Reviews

From Yazoo Herald, February 16, 2008, "New York gets a taste of the South"


From Gambit Weekly, October 23, 2007

This close-up detail of Lea Barton's collage painting Queen of Twelfth Night reveals her elaborately textured and unusually multi-layered approach.
Being an art critic probably sounds like a fairly genteel gig, and it mostly is, but sometimes there is just too much to do and too little time. Such is the case at the moment, with so many shows about to come down, especially on Magazine Street. Not all are earthshaking by any means, but some have thought-provoking points that ideally should be mentioned before they vanish from public view entirely. Take Lea Barton's collage paintings at Cole Pratt. These provoke at least mild spasms of cognitive cogitation mainly because they are so different from what this previously predictable Jackson, Miss., artist has done in the past. Yes, she's still into Southern womanhood, but the results are more exotic, multi-layered and maybe even multicultural, with echoes of black artists like Radcliffe Bailey, Alison Saar and Renee Stout.
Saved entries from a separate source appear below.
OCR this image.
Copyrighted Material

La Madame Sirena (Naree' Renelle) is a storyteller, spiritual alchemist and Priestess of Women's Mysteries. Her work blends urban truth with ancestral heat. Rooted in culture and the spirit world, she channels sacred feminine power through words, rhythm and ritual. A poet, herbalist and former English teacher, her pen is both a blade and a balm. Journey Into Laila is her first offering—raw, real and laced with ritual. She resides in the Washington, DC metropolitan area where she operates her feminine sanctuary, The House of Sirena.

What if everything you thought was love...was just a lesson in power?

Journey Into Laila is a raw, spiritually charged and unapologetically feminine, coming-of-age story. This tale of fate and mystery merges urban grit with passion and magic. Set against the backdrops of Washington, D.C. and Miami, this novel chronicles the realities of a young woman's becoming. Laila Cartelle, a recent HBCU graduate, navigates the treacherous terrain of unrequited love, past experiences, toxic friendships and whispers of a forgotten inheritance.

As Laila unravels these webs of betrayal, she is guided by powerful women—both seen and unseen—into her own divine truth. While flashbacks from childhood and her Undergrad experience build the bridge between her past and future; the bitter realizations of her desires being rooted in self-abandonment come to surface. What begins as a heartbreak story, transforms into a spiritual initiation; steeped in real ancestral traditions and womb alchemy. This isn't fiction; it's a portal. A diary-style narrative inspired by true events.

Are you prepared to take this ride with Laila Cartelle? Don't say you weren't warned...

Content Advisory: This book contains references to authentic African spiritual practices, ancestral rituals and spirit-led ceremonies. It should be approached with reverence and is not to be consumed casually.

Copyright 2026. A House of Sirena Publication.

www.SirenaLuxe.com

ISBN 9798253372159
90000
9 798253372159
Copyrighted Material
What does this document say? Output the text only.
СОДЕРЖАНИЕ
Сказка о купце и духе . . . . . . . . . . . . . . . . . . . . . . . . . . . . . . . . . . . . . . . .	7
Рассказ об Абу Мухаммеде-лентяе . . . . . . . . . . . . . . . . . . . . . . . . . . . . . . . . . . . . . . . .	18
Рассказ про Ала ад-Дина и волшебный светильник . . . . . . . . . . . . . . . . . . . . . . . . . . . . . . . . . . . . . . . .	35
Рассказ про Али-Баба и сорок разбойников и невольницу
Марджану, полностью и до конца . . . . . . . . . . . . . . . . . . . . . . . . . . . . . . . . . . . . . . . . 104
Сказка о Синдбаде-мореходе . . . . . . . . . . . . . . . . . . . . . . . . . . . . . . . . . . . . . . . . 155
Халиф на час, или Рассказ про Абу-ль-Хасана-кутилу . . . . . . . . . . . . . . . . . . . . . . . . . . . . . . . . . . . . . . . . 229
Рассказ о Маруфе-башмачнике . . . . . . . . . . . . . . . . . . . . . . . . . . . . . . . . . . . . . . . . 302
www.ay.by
As I Recall is a pastiche of floral wallpaper in layers darkening like the varnish of the ages with pale blossoms and a hotcha mama in a mask reminiscent of Bellocq's photos of Storyville belles. Bars of sheet music overlay her face and torso hinting at the unseen presence of a piano man like Jellyroll Morton playing ragtime somewhere in the background, and there is a sense of ghosts " an effect evocatively conveyed in Queen of Twelfth Night. Similar images alternate with the dusky faces of Creole women peering from the portals of the past like pressed flowers turning up between the pages of antique books. Pale, Trova-like circles suggest twirling paper parasols, a delicate touch of the orient. More oriental Creole musings appear in Imposter, a series of lilac circles featuring Victorian women in roulette wheel patterns, or maybe more overlapping paper parasols, all unexpectedly framed by vintage L'il Abner cartoon strips around the edges. Somehow this works "it's delicate, subtle and gives us more to look at, or into, than might be expected " a welcome surprise.